I do not believe at all that that is the only option available for saving lives at sea. If Malcolm Turnbull or anybody else in this government thinks that the Australian public and doctors are going to continue to buy the idea that we must harm these children and that their harm is simply collateral damage for a broader government policy, they are really misreading not just the complexities of this policy, not just the complexities of this issue, but the desire for compassion and care in the Australian people. It is not the only option. It is not the only way you protect people. And it is morally bankrupt to argue that a child deserves to be abused in order to protect other children. It is illogical; it is morally bankrupt; and the Australian public are waking up. They are absolutely waking up to this farce of an argument.

We do have the ability. This bill refers only to those babies born here in Australia. We have the ability to protect these children. If the argument is that giving four-week-old Baby Mia the opportunity to live a childhood free of detention, free of harm and free of abuse will open the floodgates to boats, if that is seriously the argument that this government wants to mount, it just proves how insincere, how blinded and how irresponsible this government really is. No-one can seriously argue about giving Baby Mia the opportunity of a childhood free of harm and free of abuse—that this child, who is already here in Australia, born in an Australian hospital, delivered by Australian doctors, should be classified as an arrival by sea. It is absurd. It is absolutely absurd.

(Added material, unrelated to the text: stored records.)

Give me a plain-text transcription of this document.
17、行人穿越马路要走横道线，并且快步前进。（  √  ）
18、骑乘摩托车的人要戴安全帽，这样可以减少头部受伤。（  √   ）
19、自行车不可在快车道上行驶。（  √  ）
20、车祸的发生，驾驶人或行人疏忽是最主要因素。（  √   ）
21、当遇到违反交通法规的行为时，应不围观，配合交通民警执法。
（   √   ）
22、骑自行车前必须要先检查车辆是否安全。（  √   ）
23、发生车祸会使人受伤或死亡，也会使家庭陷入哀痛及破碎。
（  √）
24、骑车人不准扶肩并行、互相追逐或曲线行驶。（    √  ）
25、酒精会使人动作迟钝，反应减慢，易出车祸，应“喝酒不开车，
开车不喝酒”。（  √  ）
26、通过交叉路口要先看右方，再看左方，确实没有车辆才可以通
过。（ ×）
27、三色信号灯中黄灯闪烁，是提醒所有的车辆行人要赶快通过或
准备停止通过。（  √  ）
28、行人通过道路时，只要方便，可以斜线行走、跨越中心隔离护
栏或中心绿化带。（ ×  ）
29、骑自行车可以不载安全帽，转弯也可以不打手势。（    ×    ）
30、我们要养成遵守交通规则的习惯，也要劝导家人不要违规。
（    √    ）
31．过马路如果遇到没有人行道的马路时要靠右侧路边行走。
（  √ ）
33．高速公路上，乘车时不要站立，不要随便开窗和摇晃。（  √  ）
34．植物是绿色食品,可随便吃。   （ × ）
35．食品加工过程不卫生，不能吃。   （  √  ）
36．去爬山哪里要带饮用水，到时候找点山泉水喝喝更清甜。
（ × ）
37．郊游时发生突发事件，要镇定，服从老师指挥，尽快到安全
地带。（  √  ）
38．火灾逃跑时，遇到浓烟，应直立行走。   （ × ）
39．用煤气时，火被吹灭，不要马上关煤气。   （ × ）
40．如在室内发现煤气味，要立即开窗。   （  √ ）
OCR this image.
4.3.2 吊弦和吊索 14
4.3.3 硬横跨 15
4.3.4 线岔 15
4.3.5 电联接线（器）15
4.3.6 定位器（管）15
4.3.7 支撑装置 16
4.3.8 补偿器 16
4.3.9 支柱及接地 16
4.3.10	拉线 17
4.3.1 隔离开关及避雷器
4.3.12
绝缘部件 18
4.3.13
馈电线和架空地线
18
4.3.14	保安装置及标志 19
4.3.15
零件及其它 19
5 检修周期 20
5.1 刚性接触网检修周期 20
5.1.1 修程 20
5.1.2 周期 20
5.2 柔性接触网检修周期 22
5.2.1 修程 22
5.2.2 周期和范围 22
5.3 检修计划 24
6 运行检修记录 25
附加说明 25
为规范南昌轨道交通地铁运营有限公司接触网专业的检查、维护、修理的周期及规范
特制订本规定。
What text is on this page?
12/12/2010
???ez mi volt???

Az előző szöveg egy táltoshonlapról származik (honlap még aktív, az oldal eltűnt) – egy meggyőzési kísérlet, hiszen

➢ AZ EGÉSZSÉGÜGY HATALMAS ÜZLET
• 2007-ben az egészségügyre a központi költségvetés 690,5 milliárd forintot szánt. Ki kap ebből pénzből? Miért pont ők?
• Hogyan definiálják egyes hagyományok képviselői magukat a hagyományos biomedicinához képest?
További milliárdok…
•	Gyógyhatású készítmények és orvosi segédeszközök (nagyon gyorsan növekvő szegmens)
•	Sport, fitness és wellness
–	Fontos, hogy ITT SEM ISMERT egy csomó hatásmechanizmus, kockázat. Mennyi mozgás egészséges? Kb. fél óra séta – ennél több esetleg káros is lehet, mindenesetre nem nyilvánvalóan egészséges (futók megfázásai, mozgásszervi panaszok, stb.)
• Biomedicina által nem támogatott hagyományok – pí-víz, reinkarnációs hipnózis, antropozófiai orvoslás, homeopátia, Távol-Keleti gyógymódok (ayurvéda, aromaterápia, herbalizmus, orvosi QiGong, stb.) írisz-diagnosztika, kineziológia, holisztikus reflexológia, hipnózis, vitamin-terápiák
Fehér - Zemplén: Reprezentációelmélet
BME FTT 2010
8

There is a larger debate, of course, about what we do to ensure that the people who are detained on Nauru and Manus Island are looked after and that they are given the opportunity to have their claims assessed effectively, efficiently and with fairness and, if they are found to be refugees, given the opportunity of a future. That is a broader discussion and a broader debate, one that we must have in this place, but that is not what this bill today does.

This bill simply says that a child who is born in Australia in an Australian hospital is considered to be just like every other child delivered in the normal way and has the opportunity to have their claim assessed here in Australia. People may argue, and the government will—we will hear Senator Macdonald stand up shortly and say—that, if we give Baby Asha or Baby Mia the opportunity of a childhood, that will send a signal to people smugglers. That is what the government will say.

If you as a government cannot find a better way of managing people smugglers than abusing children, get out of the way and let some other people get on with doing it properly. It is absolutely unconscionable that we abuse children in order to allow the government to stand in front of a sign that says they stop the boats.